European banks have no response to US mergers
Regulation, historical rivalries, investor scepticism, language barriers and egos all stand in the way of large bank mergers in western Europe, where consolidation stalled at the end of the 1990s. Unless these obstacles can be overcome, leading European banks will be swallowed by US financial institutions just as soon as they have finished digesting their domestic acquisitions. Katie Martin reports.
THE PROPOSED MERGER between JPMorgan and Bank One has forced every bank CEO in Europe to reconsider strategy. They have a choice – to bulk up now and try to get too big for a US bank to easily buy them, or to fizzle out, either by waiting to be bought by a bigger firm or by accepting a smaller and smaller share of corporate and capital markets business.

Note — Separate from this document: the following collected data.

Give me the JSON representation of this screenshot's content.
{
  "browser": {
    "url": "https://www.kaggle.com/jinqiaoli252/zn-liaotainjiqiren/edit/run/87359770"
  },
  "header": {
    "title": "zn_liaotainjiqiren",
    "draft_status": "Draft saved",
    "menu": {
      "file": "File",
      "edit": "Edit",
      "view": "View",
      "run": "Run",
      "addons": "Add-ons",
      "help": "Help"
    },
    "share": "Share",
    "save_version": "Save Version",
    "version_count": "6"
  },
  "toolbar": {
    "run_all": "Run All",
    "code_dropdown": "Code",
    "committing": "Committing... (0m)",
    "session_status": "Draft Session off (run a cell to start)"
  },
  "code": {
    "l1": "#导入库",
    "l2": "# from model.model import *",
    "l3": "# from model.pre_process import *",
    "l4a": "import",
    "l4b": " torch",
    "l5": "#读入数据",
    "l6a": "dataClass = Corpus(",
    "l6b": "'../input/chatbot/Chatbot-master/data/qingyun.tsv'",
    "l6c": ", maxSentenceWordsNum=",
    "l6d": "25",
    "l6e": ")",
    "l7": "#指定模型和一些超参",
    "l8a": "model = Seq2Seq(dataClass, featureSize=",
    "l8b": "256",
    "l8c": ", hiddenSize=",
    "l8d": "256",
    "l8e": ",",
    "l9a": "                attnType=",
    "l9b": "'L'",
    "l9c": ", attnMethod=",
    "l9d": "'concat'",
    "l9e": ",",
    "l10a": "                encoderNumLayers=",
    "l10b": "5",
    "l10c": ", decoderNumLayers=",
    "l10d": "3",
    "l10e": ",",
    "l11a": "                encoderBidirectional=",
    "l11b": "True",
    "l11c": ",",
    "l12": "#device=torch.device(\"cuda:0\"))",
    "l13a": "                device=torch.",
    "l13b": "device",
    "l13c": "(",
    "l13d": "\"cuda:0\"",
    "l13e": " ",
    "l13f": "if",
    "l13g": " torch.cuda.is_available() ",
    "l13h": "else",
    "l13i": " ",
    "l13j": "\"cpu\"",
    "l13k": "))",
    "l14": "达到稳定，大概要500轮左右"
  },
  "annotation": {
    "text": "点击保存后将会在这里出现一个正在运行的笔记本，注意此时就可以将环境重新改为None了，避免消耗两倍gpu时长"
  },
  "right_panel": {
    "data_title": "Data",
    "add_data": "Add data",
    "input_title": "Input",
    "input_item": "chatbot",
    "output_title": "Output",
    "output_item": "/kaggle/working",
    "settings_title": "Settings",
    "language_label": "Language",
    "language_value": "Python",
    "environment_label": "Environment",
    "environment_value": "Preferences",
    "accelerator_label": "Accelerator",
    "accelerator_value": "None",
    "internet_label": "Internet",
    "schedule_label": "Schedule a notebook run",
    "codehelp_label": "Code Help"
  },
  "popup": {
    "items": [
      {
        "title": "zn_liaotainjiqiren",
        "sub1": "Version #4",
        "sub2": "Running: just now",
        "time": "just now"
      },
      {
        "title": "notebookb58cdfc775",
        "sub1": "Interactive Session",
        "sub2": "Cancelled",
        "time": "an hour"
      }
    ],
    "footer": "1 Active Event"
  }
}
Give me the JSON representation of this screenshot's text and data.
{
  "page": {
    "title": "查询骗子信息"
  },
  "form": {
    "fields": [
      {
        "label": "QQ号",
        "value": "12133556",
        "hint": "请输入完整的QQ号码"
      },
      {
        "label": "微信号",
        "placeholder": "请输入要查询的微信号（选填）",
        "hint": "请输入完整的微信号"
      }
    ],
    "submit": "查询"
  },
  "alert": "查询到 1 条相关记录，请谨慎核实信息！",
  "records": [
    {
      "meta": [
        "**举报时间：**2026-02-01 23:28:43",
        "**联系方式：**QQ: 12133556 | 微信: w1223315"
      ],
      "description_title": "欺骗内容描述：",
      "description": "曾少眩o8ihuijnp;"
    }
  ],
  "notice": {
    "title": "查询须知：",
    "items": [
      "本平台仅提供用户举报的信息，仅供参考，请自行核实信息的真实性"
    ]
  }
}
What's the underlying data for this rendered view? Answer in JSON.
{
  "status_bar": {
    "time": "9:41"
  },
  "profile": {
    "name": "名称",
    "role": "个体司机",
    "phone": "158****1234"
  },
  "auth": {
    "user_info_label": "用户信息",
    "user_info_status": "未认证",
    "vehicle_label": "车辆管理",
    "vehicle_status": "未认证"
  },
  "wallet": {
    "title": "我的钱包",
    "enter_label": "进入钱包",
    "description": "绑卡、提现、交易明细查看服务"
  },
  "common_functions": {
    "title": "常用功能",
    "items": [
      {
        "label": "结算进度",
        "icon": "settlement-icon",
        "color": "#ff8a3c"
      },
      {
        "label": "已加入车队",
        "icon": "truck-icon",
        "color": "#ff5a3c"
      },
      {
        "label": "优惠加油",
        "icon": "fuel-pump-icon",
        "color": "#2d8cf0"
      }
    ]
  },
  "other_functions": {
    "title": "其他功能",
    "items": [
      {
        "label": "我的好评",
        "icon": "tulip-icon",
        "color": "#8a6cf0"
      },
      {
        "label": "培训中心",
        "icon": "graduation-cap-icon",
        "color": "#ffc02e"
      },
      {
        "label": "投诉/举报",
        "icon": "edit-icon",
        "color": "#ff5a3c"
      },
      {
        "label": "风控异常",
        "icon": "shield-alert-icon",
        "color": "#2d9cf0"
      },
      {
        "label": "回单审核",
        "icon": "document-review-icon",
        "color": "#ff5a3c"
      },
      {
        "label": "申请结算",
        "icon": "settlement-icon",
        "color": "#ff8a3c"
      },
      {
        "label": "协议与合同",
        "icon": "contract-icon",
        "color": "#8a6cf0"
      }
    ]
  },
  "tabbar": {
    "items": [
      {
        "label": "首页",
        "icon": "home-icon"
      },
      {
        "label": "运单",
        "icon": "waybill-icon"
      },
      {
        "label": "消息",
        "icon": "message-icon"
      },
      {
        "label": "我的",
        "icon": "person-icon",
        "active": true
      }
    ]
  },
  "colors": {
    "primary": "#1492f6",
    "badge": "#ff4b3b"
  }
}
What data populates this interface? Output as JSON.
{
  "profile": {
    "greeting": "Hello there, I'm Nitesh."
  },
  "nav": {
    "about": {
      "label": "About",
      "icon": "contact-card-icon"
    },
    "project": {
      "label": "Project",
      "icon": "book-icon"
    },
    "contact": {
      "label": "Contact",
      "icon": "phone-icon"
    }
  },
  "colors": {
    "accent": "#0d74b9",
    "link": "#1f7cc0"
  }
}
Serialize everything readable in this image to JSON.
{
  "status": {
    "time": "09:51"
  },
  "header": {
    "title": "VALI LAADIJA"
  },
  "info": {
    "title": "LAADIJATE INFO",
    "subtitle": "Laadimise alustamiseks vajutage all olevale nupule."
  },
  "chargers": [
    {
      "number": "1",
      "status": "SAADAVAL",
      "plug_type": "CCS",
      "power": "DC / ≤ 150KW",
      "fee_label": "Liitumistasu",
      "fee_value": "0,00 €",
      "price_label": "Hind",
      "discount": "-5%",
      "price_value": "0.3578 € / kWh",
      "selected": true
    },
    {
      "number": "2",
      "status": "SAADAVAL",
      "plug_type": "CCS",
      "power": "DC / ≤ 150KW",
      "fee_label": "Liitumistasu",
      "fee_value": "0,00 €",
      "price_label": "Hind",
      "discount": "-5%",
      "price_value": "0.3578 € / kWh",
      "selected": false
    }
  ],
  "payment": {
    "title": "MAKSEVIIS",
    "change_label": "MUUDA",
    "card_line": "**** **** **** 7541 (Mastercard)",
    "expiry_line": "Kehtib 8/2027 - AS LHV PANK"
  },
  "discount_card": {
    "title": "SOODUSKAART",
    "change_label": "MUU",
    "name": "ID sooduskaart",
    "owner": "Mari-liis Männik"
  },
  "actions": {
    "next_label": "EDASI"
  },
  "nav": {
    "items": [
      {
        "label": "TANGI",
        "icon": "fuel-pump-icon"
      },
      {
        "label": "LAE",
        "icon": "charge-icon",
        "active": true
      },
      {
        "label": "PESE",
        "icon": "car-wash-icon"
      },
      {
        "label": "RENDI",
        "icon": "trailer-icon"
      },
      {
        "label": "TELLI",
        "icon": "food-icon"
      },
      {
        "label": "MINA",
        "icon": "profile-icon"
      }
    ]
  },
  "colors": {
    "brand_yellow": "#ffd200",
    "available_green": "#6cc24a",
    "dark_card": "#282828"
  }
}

The other strategy they can pursue is to try to make acquisitions in the US, but few have the balance sheet strength or the business model to make that a realistic goal – and the precedents are not encouraging.
Faced with this do-or-die dilemma, most seem to have decided to do nothing. As one global head of the financial institutions group (FIG) at a leading investment bank says: "If you think about the JPMorgan/ Bank One deal, in what way does it affect Europe? In no way."
In the short term, and on an operational level, this might be true. But in the long term, the growing size of US banks is alarming. "American banks are becoming really big," says Michael Esposito, managing director of FIG at Goldman Sachs.